Dive Brief:
- Starbucks expects strong inventory levels ahead of the holidays after adding new suppliers and boosting production of oat milk, breakfast sandwiches, egg bites and other offerings, COO John Culver said in a Q4 earnings call.
- The coffee chain is working with suppliers "to invest in wage for their workers" to ensure factories are staffed, "and many of them have done so," Culver told Starbucks investors on the Oct. 28 call.
- The "headwinds on commodity pricing, challenges around transportation, and [issues] for our distributors and manufacturers to find labor to work in their factories and distribution centers" likely will continue into FY 2022, the Culver said.
Dive Insight:
Starbucks is closely monitoring inventory levels and its supplier network to ensure its cafes are stocked as customers return at record levels, CEO Kevin Johnson said on the call.
"We’re very confident that as we head into the holiday, our inventory position is very strong," Johnson said.
Prioritizing key holiday and Q1 merchandise helped Starbucks make "significant progress" on addressing supply chain issues, the CEO said. The company rolled out artificial intelligence to streamline ordering and inventory management, he said.
"We've really focused our production effort on high-volume items. In some of those lower volume items, we pull back on and deprioritize," Culver said. "We’re not out of the woods yet, but we feel very good about the path that we’re on."
Starbucks also locked in coffee prices for the next 14 months and has "several months of inventory in the warehouse," Johnson said.
But the chain is confronting the same inflationary pressures as McDonalds, whose executives expect commodities prices to stay up as much as 4% through the end of the year. The FAO Food Price Index, which measures monthly changes in food commodities prices, rose more than 31% YoY in October to its highest level in more than a decade.

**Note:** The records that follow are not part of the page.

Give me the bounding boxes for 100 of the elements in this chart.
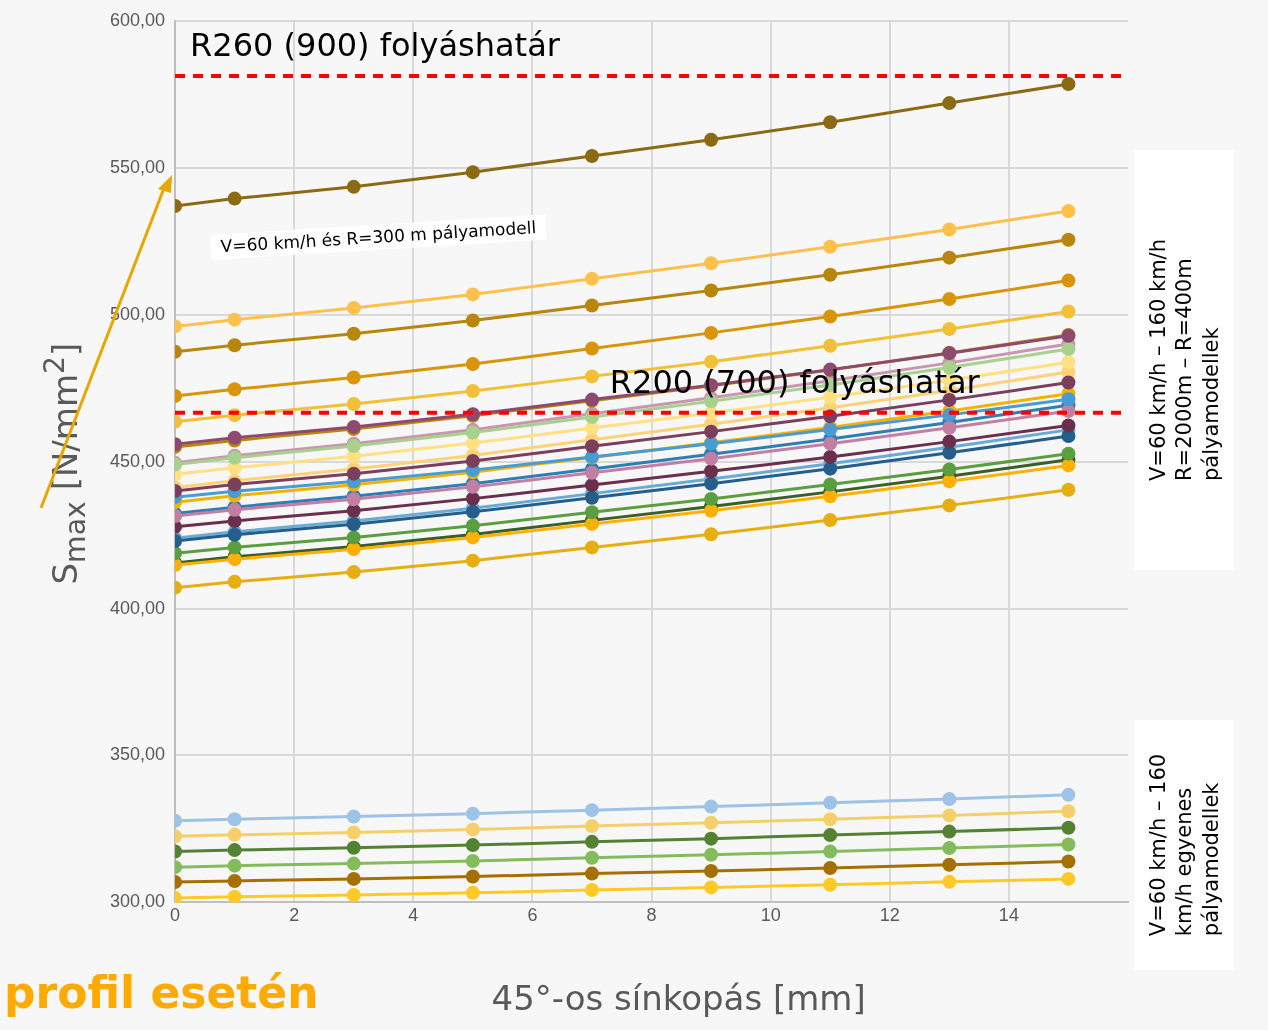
point bbox=[465, 822, 480, 837]
point bbox=[823, 338, 838, 353]
point bbox=[465, 806, 480, 821]
point bbox=[1061, 355, 1076, 370]
point bbox=[942, 841, 957, 856]
y-tick-label: 550,00 bbox=[109, 156, 166, 177]
x-tick-label: 0 bbox=[170, 905, 181, 926]
point bbox=[346, 179, 361, 194]
ref-line-label: R260 (900) folyáshatár bbox=[190, 26, 561, 65]
point bbox=[942, 824, 957, 839]
point bbox=[1061, 871, 1076, 886]
point bbox=[823, 239, 838, 254]
point bbox=[227, 812, 242, 827]
point bbox=[465, 313, 480, 328]
y-tick-label: 400,00 bbox=[109, 597, 166, 618]
point bbox=[1061, 820, 1076, 835]
text: profil esetén bbox=[4, 966, 319, 1020]
point bbox=[465, 287, 480, 302]
point bbox=[584, 271, 599, 286]
point bbox=[346, 370, 361, 385]
point bbox=[346, 840, 361, 855]
point bbox=[704, 283, 719, 298]
point bbox=[704, 503, 719, 518]
point bbox=[227, 873, 242, 888]
x-tick-label: 14 bbox=[998, 905, 1019, 926]
point bbox=[1061, 482, 1076, 497]
x-tick-label: 2 bbox=[289, 905, 300, 926]
point bbox=[584, 465, 599, 480]
point bbox=[584, 819, 599, 833]
point bbox=[346, 871, 361, 886]
point bbox=[584, 369, 599, 384]
point bbox=[346, 503, 361, 518]
point bbox=[942, 857, 957, 872]
point bbox=[584, 478, 599, 493]
point bbox=[465, 518, 480, 533]
point bbox=[942, 322, 957, 337]
point bbox=[584, 505, 599, 520]
point bbox=[584, 850, 599, 865]
point bbox=[1061, 837, 1076, 852]
point bbox=[942, 474, 957, 489]
point bbox=[942, 462, 957, 477]
point bbox=[584, 298, 599, 313]
point bbox=[346, 466, 361, 481]
point bbox=[584, 490, 599, 505]
x-tick-label: 6 bbox=[527, 905, 538, 926]
point bbox=[346, 300, 361, 315]
point bbox=[823, 477, 838, 492]
point bbox=[227, 338, 242, 353]
point bbox=[227, 827, 242, 842]
point bbox=[704, 799, 719, 814]
point bbox=[584, 883, 599, 898]
point bbox=[704, 847, 719, 862]
point bbox=[942, 292, 957, 307]
point bbox=[346, 326, 361, 341]
point bbox=[942, 791, 957, 806]
point bbox=[704, 527, 719, 542]
point bbox=[1061, 418, 1076, 433]
point bbox=[704, 880, 719, 895]
point bbox=[704, 451, 719, 466]
point bbox=[823, 267, 838, 282]
point bbox=[942, 874, 957, 889]
point bbox=[465, 491, 480, 506]
point bbox=[465, 869, 480, 884]
point bbox=[584, 540, 599, 555]
y-tick-label: 600,00 bbox=[109, 9, 166, 30]
point bbox=[823, 812, 838, 827]
point bbox=[346, 809, 361, 824]
point bbox=[704, 476, 719, 491]
point bbox=[704, 132, 719, 147]
point bbox=[1061, 203, 1076, 218]
point bbox=[823, 513, 838, 528]
text: V=60 km/h – 160 km/h R=2000m – R=400m pályamodellek bbox=[1144, 239, 1224, 481]
point bbox=[1061, 854, 1076, 869]
point bbox=[1061, 304, 1076, 319]
point bbox=[227, 477, 242, 492]
point bbox=[1061, 76, 1076, 91]
point bbox=[465, 853, 480, 868]
point bbox=[346, 825, 361, 840]
point bbox=[227, 858, 242, 873]
point bbox=[584, 803, 599, 818]
point bbox=[823, 436, 838, 451]
point bbox=[942, 420, 957, 435]
point bbox=[823, 844, 838, 859]
x-tick-label: 4 bbox=[408, 905, 419, 926]
point bbox=[227, 513, 242, 528]
point bbox=[823, 309, 838, 324]
point bbox=[823, 115, 838, 130]
point bbox=[704, 424, 719, 439]
point bbox=[584, 866, 599, 881]
x-axis-title: 45°-os sínkopás [mm] bbox=[491, 978, 866, 1018]
point bbox=[823, 861, 838, 876]
point bbox=[823, 489, 838, 504]
point bbox=[346, 565, 361, 580]
point bbox=[942, 498, 957, 513]
point bbox=[942, 222, 957, 237]
point bbox=[465, 885, 480, 900]
point bbox=[704, 256, 719, 271]
point bbox=[227, 382, 242, 397]
point bbox=[942, 96, 957, 111]
point bbox=[465, 357, 480, 372]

Keurig Dr Pepper is passing on coffee commodity inflation to customers "immediately in the form of pricing in our owned and licensed brands," said CEO Robert Gamgort in a Q3 earnings call. "And we do think that's the right thing to do, given the inflation."

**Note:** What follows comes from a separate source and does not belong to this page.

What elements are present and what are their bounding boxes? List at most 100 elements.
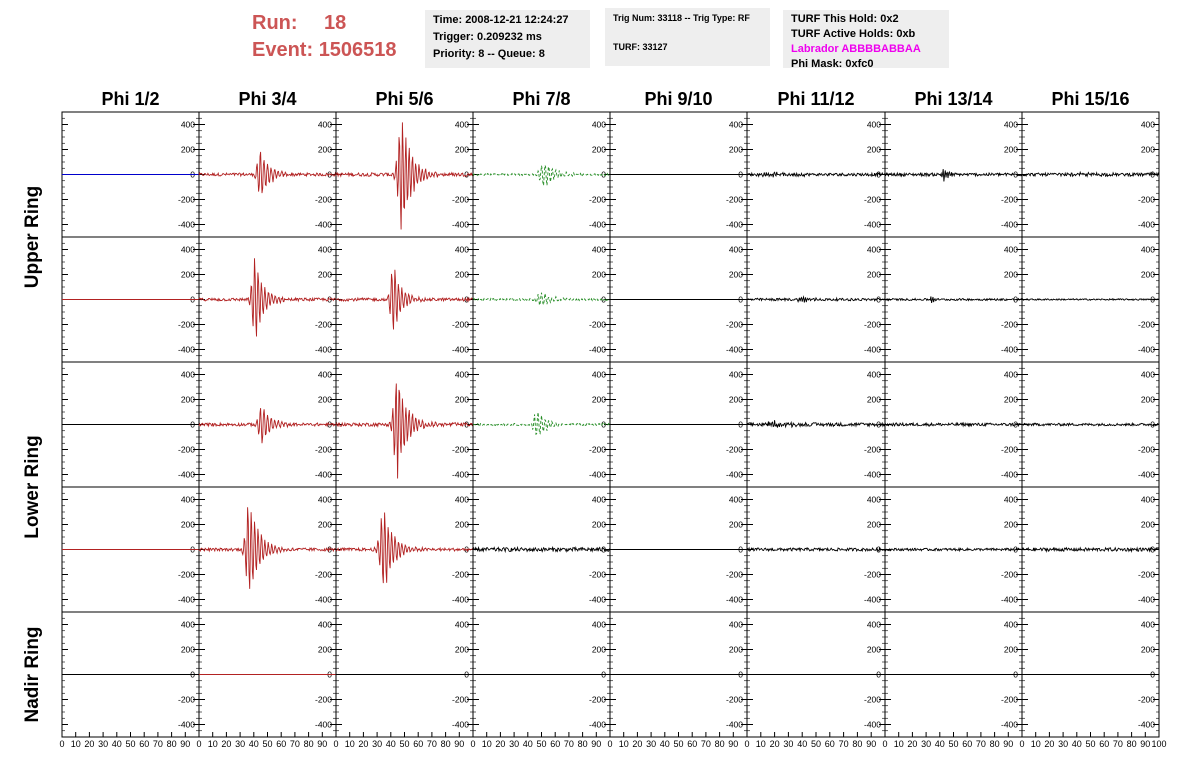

But commodities are far from the only inflated line item gulping coffee companies' budgets, Gamgort said.
"The inflation that the industry is seeing right now is way beyond commodities," he said. "It's packaging, it's labor, transportation. Some, if not most, of those cannot be hedged and are impossible to forecast. Everybody is getting exposed to a high level of inflation."
Starbucks CFO Rachel Ruggeri said she expects heightened logistics, labor and commodities costs to further impact the company’s margins at least through the first two quarters of 2022. "You really don't know ... when these inflationary pressures will subside," she acknowledged.
"Of course," Ruggeri warned investors on the call, "they could increase."